In December 2015, Dark Horse Comics announced that it had licensed the manga in North America, publishing the first volume on July 26, 2016. The manga has also been published in Taiwan by Tong Li Publishing.

===Volumes===

| No. | Original release date | Original ISBN | English release date | English ISBN |
|---|---|---|---|---|
| 1 | October 21, 2011 | 978-4-06-376146-7 | July 13, 2016 | 978-1-5067-0079-3 |
| 2 | November 21, 2017 | 978-4-06-393081-8 | January 16, 2019 | 978-1-5067-1021-1 |

==Reception==
Zainab Akhtar of The Guardian listed the manga as one of the "comics and graphic novels to look forward to in 2016". At San Diego Comic-Con 2016's "Best and Worst Manga" panel, the manga was part of the list of "Best New Manga for Grown-ups". It was nominated for the 2017 Eisner Award in the "Best U.S. Edition of International Material—Asia" category.

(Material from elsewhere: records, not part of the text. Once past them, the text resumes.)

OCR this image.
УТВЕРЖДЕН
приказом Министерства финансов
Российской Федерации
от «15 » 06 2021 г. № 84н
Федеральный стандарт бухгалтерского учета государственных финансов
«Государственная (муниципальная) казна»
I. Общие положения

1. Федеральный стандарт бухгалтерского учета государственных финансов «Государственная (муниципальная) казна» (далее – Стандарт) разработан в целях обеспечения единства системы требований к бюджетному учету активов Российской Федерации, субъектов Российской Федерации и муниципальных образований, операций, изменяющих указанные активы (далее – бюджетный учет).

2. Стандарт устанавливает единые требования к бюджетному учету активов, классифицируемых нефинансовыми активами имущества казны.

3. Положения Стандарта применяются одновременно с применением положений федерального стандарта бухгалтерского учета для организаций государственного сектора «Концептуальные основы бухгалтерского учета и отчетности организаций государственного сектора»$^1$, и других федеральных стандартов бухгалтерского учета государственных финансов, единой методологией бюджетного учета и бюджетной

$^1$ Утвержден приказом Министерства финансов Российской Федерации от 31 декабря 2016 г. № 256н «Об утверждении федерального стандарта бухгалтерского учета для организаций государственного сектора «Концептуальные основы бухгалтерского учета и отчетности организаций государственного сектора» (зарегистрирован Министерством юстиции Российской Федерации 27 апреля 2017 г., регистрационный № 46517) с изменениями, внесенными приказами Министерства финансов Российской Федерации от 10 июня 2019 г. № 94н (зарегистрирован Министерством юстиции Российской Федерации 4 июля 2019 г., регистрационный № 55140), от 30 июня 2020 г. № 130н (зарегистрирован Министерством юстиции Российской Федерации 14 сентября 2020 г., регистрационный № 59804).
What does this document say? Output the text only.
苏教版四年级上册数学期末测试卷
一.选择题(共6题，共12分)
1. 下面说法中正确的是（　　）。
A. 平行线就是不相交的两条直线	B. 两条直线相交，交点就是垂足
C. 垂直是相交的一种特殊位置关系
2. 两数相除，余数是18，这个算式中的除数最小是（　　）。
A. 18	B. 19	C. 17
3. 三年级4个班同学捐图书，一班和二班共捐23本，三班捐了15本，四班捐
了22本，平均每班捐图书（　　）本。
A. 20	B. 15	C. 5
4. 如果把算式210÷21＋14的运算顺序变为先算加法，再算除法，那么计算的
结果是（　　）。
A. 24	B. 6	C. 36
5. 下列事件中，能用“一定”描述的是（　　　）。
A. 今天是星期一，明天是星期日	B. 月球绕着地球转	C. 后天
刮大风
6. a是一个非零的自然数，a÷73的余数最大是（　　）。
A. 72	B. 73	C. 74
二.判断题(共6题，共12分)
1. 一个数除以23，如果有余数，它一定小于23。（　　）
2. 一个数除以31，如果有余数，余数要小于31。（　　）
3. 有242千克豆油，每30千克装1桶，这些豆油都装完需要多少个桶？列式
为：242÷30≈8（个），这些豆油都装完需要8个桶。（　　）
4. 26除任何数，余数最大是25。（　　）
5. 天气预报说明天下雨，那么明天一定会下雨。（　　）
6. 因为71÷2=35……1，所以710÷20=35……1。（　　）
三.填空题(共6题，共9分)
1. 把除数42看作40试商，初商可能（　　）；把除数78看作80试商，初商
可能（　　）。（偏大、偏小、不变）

Silverman commended the detailed art and the believability of Mikura's island, noting that her light attire comes off as being for comfort rather than fanservice. Silverman concludes that the first volume is "the kind of book you can get lost in". Kate O'Neil of The Fandom Post noted Tsuruta's use of his intricate hand-drawn art to tell the story, describing the manga as "filled with whimsy and obsessive detail." However, O'Neil was disappointed in the cliffhanger ending, saying: "perhaps it lingers a bit too long on setting the mood because it feels like the story is just beginning as this volume ends." Shea Hennum of The A.V. Club complimented the manga's art, calling it a "beautifully drawn and precisely detailed rendering of life on the Izu and Ogasawara islands". However, Hennum found the story to be "quotidian and mundane [...] devoid of sexuality or even romance". She concludes that the juxtaposition of this innocence with Tsuruta's fanservice leads to a mismatch in tone, resulting in a bemusing experience. McCulloch compared Tsuruta's art to Hiroaki Samura's—whose Blade of the Immortal is also serialized in the same magazine—calling it "lithe and painterly", where it could also possibly be appreciated for distinguishing itself from the art of shōnen manga.